Воцарилось гробовое молчание. Дюток застал своего экспедитора в жилетке из желтой кожи — такой же, из какой изготовляют перчатки жандармов; из-под нее выглядывал вязаный шерстяной жилет довольно жалкого вида. Воображение поможет читателю нарисовать болезненное лицо человека, чья безволосая шея высовывалась из этой своеобразной скорлупы: голова его была повязана шелковым платком, закрывавшим часть лба и придававшим физиономии Серизе одновременно и отвратительный и устрашающий вид; впечатление это усиливал мигавший огонек свечи, оплывавшей в дешевом подсвечнике.
— Нет, так у нас ничего не получится, папаша Лантимеш, — говорил Серизе рослому старику лет семидесяти, который переминался перед ним с ноги на ногу, стискивая в руке колпак из красной шерсти, снятый им с лысой головы.
Сквозь распахнутую, изрядно поношенную рабочую блузу старика можно было увидеть голую грудь, поросшую седыми волосами.
— Вы уж скажите мне, зачем вам такие деньги, — продолжал ростовщик. — Давая сто франков, даже в расчете получить за них сто двадцать, я должен знать, что вы затеваете. Подобную сумму не швыряют на ветер, это не собака, что кидается в любую подворотню...

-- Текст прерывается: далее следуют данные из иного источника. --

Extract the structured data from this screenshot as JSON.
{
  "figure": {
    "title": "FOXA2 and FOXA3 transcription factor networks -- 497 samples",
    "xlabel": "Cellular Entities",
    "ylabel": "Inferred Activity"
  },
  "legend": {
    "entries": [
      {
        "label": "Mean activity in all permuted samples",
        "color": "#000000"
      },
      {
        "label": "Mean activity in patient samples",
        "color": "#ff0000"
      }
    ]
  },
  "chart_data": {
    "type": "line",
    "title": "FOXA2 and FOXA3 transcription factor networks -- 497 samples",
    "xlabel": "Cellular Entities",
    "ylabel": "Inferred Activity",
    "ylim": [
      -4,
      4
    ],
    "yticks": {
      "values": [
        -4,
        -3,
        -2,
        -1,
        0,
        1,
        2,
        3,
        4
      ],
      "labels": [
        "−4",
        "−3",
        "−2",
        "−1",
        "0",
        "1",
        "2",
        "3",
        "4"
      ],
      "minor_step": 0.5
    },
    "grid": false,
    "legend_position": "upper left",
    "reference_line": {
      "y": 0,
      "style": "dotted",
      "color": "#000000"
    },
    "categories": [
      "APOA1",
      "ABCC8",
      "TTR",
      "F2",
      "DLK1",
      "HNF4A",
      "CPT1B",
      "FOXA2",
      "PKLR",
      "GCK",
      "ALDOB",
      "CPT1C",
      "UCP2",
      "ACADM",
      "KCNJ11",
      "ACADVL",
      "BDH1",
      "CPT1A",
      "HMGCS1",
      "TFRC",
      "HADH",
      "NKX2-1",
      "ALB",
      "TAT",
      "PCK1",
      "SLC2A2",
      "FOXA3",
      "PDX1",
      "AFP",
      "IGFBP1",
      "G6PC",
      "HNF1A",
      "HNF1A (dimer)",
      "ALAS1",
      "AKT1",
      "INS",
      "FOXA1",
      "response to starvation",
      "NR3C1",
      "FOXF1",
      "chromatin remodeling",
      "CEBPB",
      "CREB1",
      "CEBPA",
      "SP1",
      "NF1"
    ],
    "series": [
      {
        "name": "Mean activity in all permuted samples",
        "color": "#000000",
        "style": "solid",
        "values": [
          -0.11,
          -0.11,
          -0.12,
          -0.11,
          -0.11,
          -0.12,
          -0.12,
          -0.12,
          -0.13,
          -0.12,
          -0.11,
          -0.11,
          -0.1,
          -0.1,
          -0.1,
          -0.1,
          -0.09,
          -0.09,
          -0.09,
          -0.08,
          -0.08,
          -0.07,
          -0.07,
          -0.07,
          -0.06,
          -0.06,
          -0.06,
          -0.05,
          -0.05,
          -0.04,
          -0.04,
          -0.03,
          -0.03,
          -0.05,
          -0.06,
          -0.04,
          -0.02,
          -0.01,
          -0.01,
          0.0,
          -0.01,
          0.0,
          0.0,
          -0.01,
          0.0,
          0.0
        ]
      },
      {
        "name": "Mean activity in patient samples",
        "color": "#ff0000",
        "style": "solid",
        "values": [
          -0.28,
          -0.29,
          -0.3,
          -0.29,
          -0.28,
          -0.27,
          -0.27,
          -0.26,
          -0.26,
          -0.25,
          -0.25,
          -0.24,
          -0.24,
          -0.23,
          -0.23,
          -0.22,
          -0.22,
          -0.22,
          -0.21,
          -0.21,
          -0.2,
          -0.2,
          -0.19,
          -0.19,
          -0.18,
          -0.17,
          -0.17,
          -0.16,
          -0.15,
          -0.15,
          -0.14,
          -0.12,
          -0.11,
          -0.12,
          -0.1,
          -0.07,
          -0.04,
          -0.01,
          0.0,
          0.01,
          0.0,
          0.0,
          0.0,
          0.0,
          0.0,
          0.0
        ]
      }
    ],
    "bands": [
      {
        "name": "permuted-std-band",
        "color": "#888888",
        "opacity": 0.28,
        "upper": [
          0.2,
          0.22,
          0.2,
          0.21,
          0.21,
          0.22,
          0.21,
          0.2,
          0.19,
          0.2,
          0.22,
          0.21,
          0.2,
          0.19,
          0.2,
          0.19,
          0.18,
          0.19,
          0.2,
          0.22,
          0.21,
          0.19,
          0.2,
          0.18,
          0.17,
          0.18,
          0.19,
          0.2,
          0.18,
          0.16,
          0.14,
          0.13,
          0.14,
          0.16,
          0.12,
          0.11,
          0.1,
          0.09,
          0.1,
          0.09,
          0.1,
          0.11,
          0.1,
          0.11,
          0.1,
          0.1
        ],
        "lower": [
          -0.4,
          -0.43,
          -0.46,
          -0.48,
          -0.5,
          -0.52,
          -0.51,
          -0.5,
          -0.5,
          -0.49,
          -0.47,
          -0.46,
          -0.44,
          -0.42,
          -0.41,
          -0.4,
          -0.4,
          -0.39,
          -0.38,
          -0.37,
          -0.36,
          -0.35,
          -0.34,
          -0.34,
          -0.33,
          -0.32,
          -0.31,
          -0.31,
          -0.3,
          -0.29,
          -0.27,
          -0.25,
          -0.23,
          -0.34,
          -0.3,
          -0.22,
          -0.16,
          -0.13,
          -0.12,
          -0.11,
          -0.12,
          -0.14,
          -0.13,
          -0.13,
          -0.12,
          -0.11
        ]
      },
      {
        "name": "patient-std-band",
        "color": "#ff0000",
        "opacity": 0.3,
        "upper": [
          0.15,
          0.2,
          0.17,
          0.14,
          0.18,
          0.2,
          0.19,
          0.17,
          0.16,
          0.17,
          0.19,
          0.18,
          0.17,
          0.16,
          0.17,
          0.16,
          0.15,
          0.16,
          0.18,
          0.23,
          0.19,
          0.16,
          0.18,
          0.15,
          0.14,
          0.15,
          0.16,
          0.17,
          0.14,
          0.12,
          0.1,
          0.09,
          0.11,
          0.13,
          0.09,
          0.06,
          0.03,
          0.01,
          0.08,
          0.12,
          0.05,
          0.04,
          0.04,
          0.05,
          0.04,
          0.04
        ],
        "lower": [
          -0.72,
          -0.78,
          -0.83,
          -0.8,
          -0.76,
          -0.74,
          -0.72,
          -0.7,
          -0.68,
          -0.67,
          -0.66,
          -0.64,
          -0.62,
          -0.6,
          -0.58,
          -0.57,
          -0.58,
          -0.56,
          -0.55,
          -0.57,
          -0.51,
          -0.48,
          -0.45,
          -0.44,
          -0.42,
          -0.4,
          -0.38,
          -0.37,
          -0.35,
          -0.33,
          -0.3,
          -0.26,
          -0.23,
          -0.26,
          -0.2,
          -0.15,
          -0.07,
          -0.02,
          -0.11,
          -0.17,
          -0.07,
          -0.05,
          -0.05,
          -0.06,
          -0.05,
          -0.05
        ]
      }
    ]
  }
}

Пятеро остальных клиентов, среди которых были две кормящие матери, причем одна что-то вязала, а другая держала ребенка у груди, расхохотались.

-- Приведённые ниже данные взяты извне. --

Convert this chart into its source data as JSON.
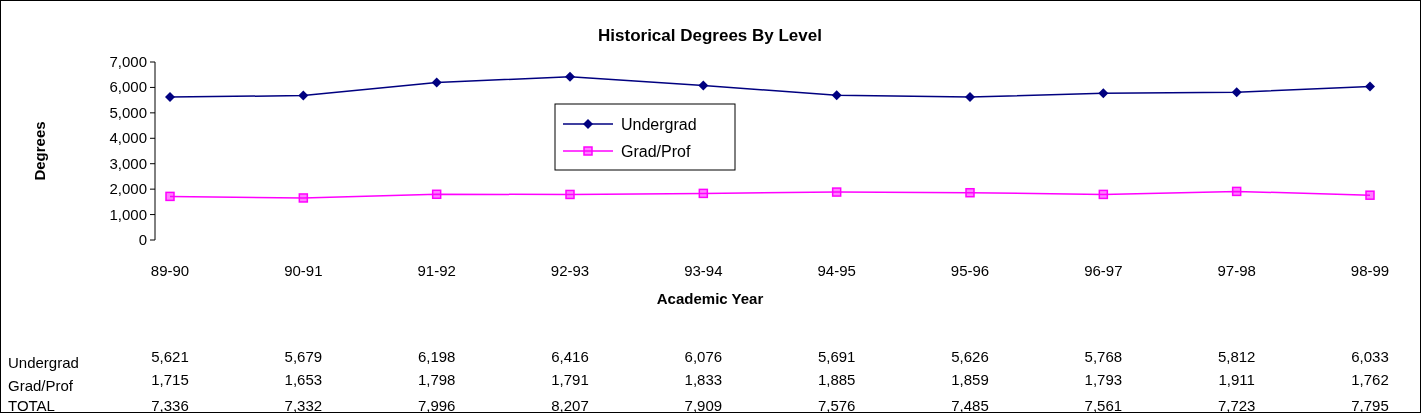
{
  "chart_data": {
    "type": "line",
    "title": "Historical Degrees By Level",
    "xlabel": "Academic Year",
    "ylabel": "Degrees",
    "categories": [
      "89-90",
      "90-91",
      "91-92",
      "92-93",
      "93-94",
      "94-95",
      "95-96",
      "96-97",
      "97-98",
      "98-99"
    ],
    "series": [
      {
        "name": "Undergrad",
        "color": "#000080",
        "marker": "diamond",
        "values": [
          5621,
          5679,
          6198,
          6416,
          6076,
          5691,
          5626,
          5768,
          5812,
          6033
        ],
        "value_labels": [
          "5,621",
          "5,679",
          "6,198",
          "6,416",
          "6,076",
          "5,691",
          "5,626",
          "5,768",
          "5,812",
          "6,033"
        ]
      },
      {
        "name": "Grad/Prof",
        "color": "#ff00ff",
        "marker": "square",
        "values": [
          1715,
          1653,
          1798,
          1791,
          1833,
          1885,
          1859,
          1793,
          1911,
          1762
        ],
        "value_labels": [
          "1,715",
          "1,653",
          "1,798",
          "1,791",
          "1,833",
          "1,885",
          "1,859",
          "1,793",
          "1,911",
          "1,762"
        ]
      }
    ],
    "totals": [
      "7,336",
      "7,332",
      "7,996",
      "8,207",
      "7,909",
      "7,576",
      "7,485",
      "7,561",
      "7,723",
      "7,795"
    ],
    "annotations": [
      "TOTAL"
    ],
    "ylim": [
      0,
      7000
    ],
    "yticks": [
      {
        "value": 0,
        "label": "0"
      },
      {
        "value": 1000,
        "label": "1,000"
      },
      {
        "value": 2000,
        "label": "2,000"
      },
      {
        "value": 3000,
        "label": "3,000"
      },
      {
        "value": 4000,
        "label": "4,000"
      },
      {
        "value": 5000,
        "label": "5,000"
      },
      {
        "value": 6000,
        "label": "6,000"
      },
      {
        "value": 7000,
        "label": "7,000"
      }
    ],
    "grid": false,
    "legend": "top"
  }
}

Увидя Дютока, Серизе почтительно встал и быстро направился ему навстречу, бросив на ходу:
— У вас есть время подумать. Повторяю, меня весьма смущает, зачем понадобилось сто франков старику — совладельцу слесарной мастерской.
— Ну, а если речь идет об изобретении! — воскликнул старый рабочий.
— И вы думаете довести его до конца с жалкой сотней франков!.. Вы ничего не смыслите в делах, тут потребуется не меньше двух тысяч франков, — вмешался Дюток. — Ведь нужен патент, нужны покровители...
— Это верно, — подтвердил Серизе, уже давно мечтавший о таком случае. — Вот что, папаша Лантимеш, приходите-ка завтра часов в шесть утра, и мы потолкуем. Коли речь идет об изобретении, следует говорить без свидетелей...
Когда Серизе подошел к Дютоку, тот быстро сказал ему:
— Если дело стоящее, я вхожу в долю!..
— Вы что ж, поднялись на заре только для того, чтобы сообщить мне об этом? — спросил недоверчивый Серизе, уже выведенный из себя словами «я вхожу в долю». — Ведь вы могли бы дождаться нашей встречи в канцелярии.
И он искоса поглядел на Дютока; тот сбивчиво, мешая правду с вымыслом, заговорил о Клапароне и о необходимости более энергично заняться делами Теодоза. Затем он вышел, назначив свидание Серизе.